After two years of eggs, Dad decided to go into capons. Rhode Island Red was the breed of choice and that’s how I came to get ‘Red’ my pet rooster. The thing with selling capons is that you have to kill and dress them. All week we would take orders and then on Saturday we would get the chickens ready. Catching, killing, plucking, cleaning and washing a dozen or more free range chickens takes more time than you might think. Especially the catching. And the plucking.
The chicken enterprise quickly slipped into oblivion when Dad bought a small sawmill. We had several hens and a few roosters left over from the previous year, and one was my pet, Red. Red was big rooster at the end of his first year, weighing close to 10 pounds (4 kg). He would follow me around and was always up for a game of tag, taking turns chasing each other. He would eat from my hand and even ride around on my shoulder. These games had nothing to do with me mesmerizing the rooster, but that’s another story. Red was the undisputed boss of the chicken house. As my personal pet, he escaped the chopping block all that winter.
The next summer my younger brother was four.
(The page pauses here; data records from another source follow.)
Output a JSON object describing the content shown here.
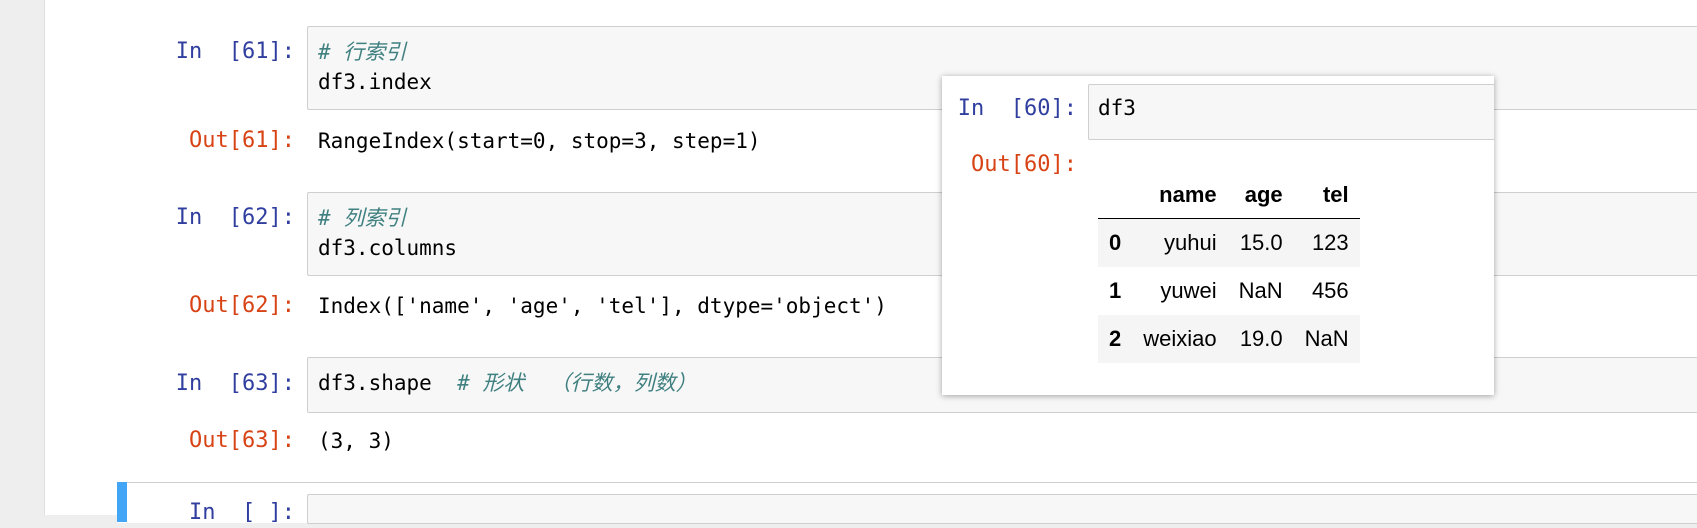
{
  "cells": [
    {
      "in_prompt": "In  [61]:",
      "code": [
        {
          "type": "comment",
          "text": "# 行索引"
        },
        {
          "type": "code",
          "text": "df3.index"
        }
      ],
      "out_prompt": "Out[61]:",
      "output": "RangeIndex(start=0, stop=3, step=1)"
    },
    {
      "in_prompt": "In  [62]:",
      "code": [
        {
          "type": "comment",
          "text": "# 列索引"
        },
        {
          "type": "code",
          "text": "df3.columns"
        }
      ],
      "out_prompt": "Out[62]:",
      "output": "Index(['name', 'age', 'tel'], dtype='object')"
    },
    {
      "in_prompt": "In  [63]:",
      "code_main": "df3.shape  ",
      "code_comment": "# 形状  （行数，列数）",
      "out_prompt": "Out[63]:",
      "output": "(3, 3)"
    },
    {
      "in_prompt": "In  [ ]:"
    }
  ],
  "popup": {
    "in_prompt": "In  [60]:",
    "code": "df3",
    "out_prompt": "Out[60]:",
    "table": {
      "columns": [
        "",
        "name",
        "age",
        "tel"
      ],
      "rows": [
        [
          "0",
          "yuhui",
          "15.0",
          "123"
        ],
        [
          "1",
          "yuwei",
          "NaN",
          "456"
        ],
        [
          "2",
          "weixiao",
          "19.0",
          "NaN"
        ]
      ]
    }
  },
  "colors": {
    "in_prompt": "#303F9F",
    "out_prompt": "#D84315",
    "comment": "#408080",
    "selected_bar": "#42A5F5"
  }
}
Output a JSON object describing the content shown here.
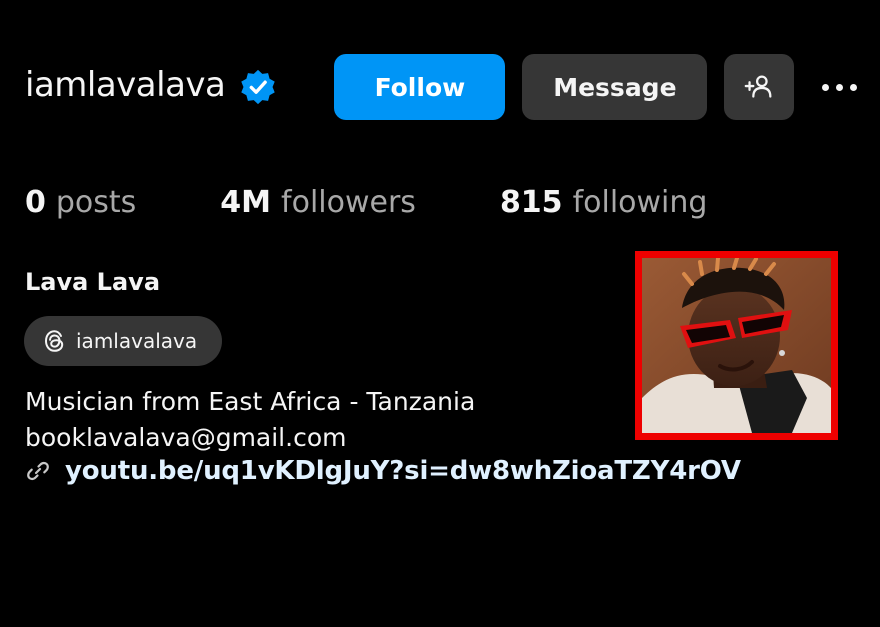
{
  "profile": {
    "username": "iamlavalava",
    "verified": true,
    "accent_color": "#0095f6",
    "full_name": "Lava Lava",
    "threads_handle": "iamlavalava",
    "bio_lines": [
      "Musician from East Africa - Tanzania",
      "booklavalava@gmail.com"
    ],
    "link": "youtu.be/uq1vKDlgJuY?si=dw8whZioaTZY4rOV"
  },
  "actions": {
    "follow_label": "Follow",
    "message_label": "Message",
    "add_user_icon": "add-person-icon",
    "more_icon": "more-options-icon"
  },
  "stats": {
    "posts": {
      "count": "0",
      "label": "posts"
    },
    "followers": {
      "count": "4M",
      "label": "followers"
    },
    "following": {
      "count": "815",
      "label": "following"
    }
  },
  "highlight_color": "#ee0000"
}
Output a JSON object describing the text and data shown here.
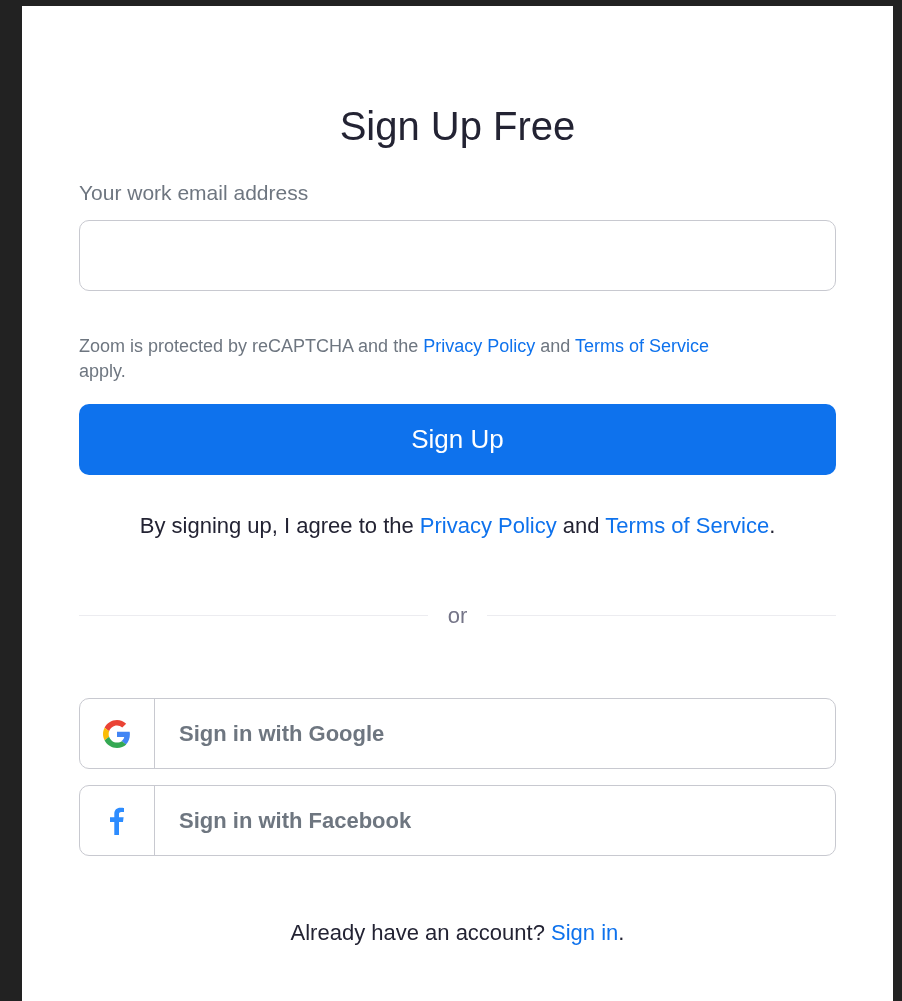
{
  "title": "Sign Up Free",
  "email_field": {
    "label": "Your work email address"
  },
  "recaptcha_notice": [
    {
      "kind": "text",
      "text": "Zoom is protected by reCAPTCHA and the "
    },
    {
      "kind": "link",
      "text": "Privacy Policy"
    },
    {
      "kind": "text",
      "text": " and "
    },
    {
      "kind": "link",
      "text": "Terms of Service"
    },
    {
      "kind": "text",
      "text": " apply."
    }
  ],
  "submit_button": "Sign Up",
  "agreement": [
    {
      "kind": "text",
      "text": "By signing up, I agree to the "
    },
    {
      "kind": "link",
      "text": "Privacy Policy"
    },
    {
      "kind": "text",
      "text": " and "
    },
    {
      "kind": "link",
      "text": "Terms of Service"
    },
    {
      "kind": "text",
      "text": "."
    }
  ],
  "divider_text": "or",
  "social_buttons": [
    {
      "kind": "google",
      "label": "Sign in with Google"
    },
    {
      "kind": "facebook",
      "label": "Sign in with Facebook"
    }
  ],
  "footer": [
    {
      "kind": "text",
      "text": "Already have an account? "
    },
    {
      "kind": "link",
      "text": "Sign in"
    },
    {
      "kind": "text",
      "text": "."
    }
  ]
}
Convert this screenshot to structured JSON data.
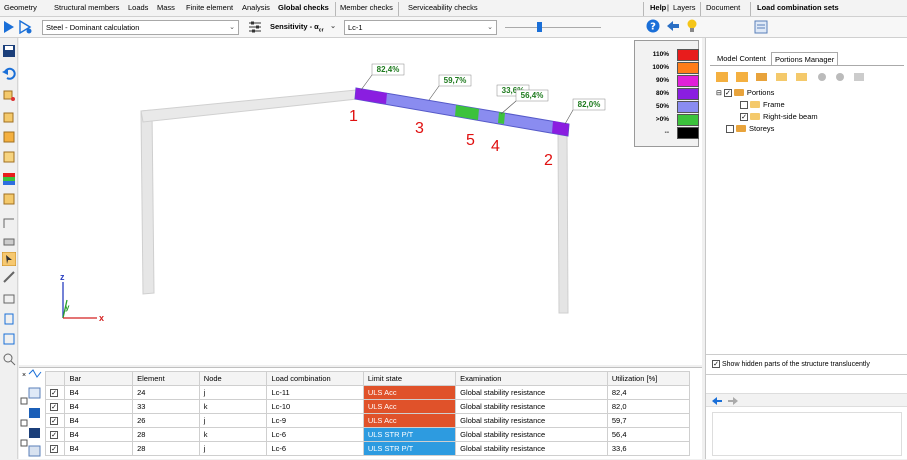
{
  "menubar": {
    "items": [
      "Geometry",
      "Structural members",
      "Loads",
      "Mass",
      "Finite element",
      "Analysis",
      "Global checks",
      "Member checks",
      "Serviceability checks"
    ],
    "right_items": [
      "Help",
      "Layers",
      "Document",
      "Load combination sets"
    ]
  },
  "toolbar": {
    "calc_select": "Steel - Dominant calculation",
    "sensitivity_label": "Sensitivity - α",
    "sensitivity_sub": "cr",
    "combination_select": "Lc-1"
  },
  "viewport": {
    "labels": [
      {
        "value": "82,4%"
      },
      {
        "value": "59,7%"
      },
      {
        "value": "33,6%"
      },
      {
        "value": "56,4%"
      },
      {
        "value": "82,0%"
      }
    ],
    "markers": [
      "1",
      "3",
      "5",
      "4",
      "2"
    ],
    "axes": {
      "z": "z",
      "y": "y",
      "x": "x"
    }
  },
  "legend": {
    "items": [
      {
        "label": "110%",
        "color": "#e81c1c"
      },
      {
        "label": "100%",
        "color": "#ff7d1a"
      },
      {
        "label": "90%",
        "color": "#e020d8"
      },
      {
        "label": "80%",
        "color": "#8a1ee0"
      },
      {
        "label": "50%",
        "color": "#8a8cf0"
      },
      {
        "label": ">0%",
        "color": "#3cc23c"
      },
      {
        "label": "--",
        "color": "#000000"
      }
    ]
  },
  "right_panel": {
    "tabs": [
      "Model Content",
      "Portions Manager"
    ],
    "tree": {
      "root": "Portions",
      "children": [
        "Frame",
        "Right-side beam"
      ],
      "sibling": "Storeys"
    },
    "option_label": "Show hidden parts of the structure translucently"
  },
  "table": {
    "headers": [
      "Bar",
      "Element",
      "Node",
      "Load combination",
      "Limit state",
      "Examination",
      "Utilization [%]"
    ],
    "rows": [
      {
        "bar": "B4",
        "element": "24",
        "node": "j",
        "combination": "Lc-11",
        "limit": "ULS Acc",
        "exam": "Global stability resistance",
        "util": "82,4"
      },
      {
        "bar": "B4",
        "element": "33",
        "node": "k",
        "combination": "Lc-10",
        "limit": "ULS Acc",
        "exam": "Global stability resistance",
        "util": "82,0"
      },
      {
        "bar": "B4",
        "element": "26",
        "node": "j",
        "combination": "Lc-9",
        "limit": "ULS Acc",
        "exam": "Global stability resistance",
        "util": "59,7"
      },
      {
        "bar": "B4",
        "element": "28",
        "node": "k",
        "combination": "Lc-6",
        "limit": "ULS STR P/T",
        "exam": "Global stability resistance",
        "util": "56,4"
      },
      {
        "bar": "B4",
        "element": "28",
        "node": "j",
        "combination": "Lc-6",
        "limit": "ULS STR P/T",
        "exam": "Global stability resistance",
        "util": "33,6"
      }
    ]
  }
}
I suppose he saw me playing tag with Red and thought it was something he could do as well. Red did not agree. After the first game of tag, my crying brother reported to Mother that a chicken had pecked him. Told not to tease the chickens, all was well for about a week when Red and my brother clashed again. This time my sister, armed with broom, chased Red off.
Red was now becoming more aggressive, a trait I blamed on my sister chasing him with a broom, but by September when my sister and I returned to school, Red was chasing anything that moved near his hens. The cats and the neighbour’s dog gave him a wide berth - an angry rooster with two inch spurs being a serious threat, even if he was too heavy now to fly.
A four year old who has forgotten his protective broom was no match for Red. Red would jump on my brother and knock him to the ground. He never pecked him or used his spurs, and as soon as my brother cried out, Red would retreat. Finally, Mother saw Red in the act and that was it. Since I was the only one who could catch Red, I had to capture him and hold him while Grandpa applied the axe, my Dad no longer being involved with killing chickens.
Red smelled mighty good in the old wood stove oven but there was no way I could eat any roast chicken that Thanksgiving. My dad had lost all appetite for chicken the previous year, but had a slice of breast meat just to keep mother happy. My sister went into one of those female fits of pique that can last for years and said she was no longer eating barnyard fowl. Grandpa applied his usual hardy appetite for fresh chicken and heaped his plate. I’m not sure if my little brother realized it was Red he was eating, but for the first time in his life he asked for and ate a whole drumstick.
My siblings are still wont to go into that Smothers Brothers routine around Thanksgiving, the one about Mother never liking me and having a pet chicken, but it doesn’t bother me. Much.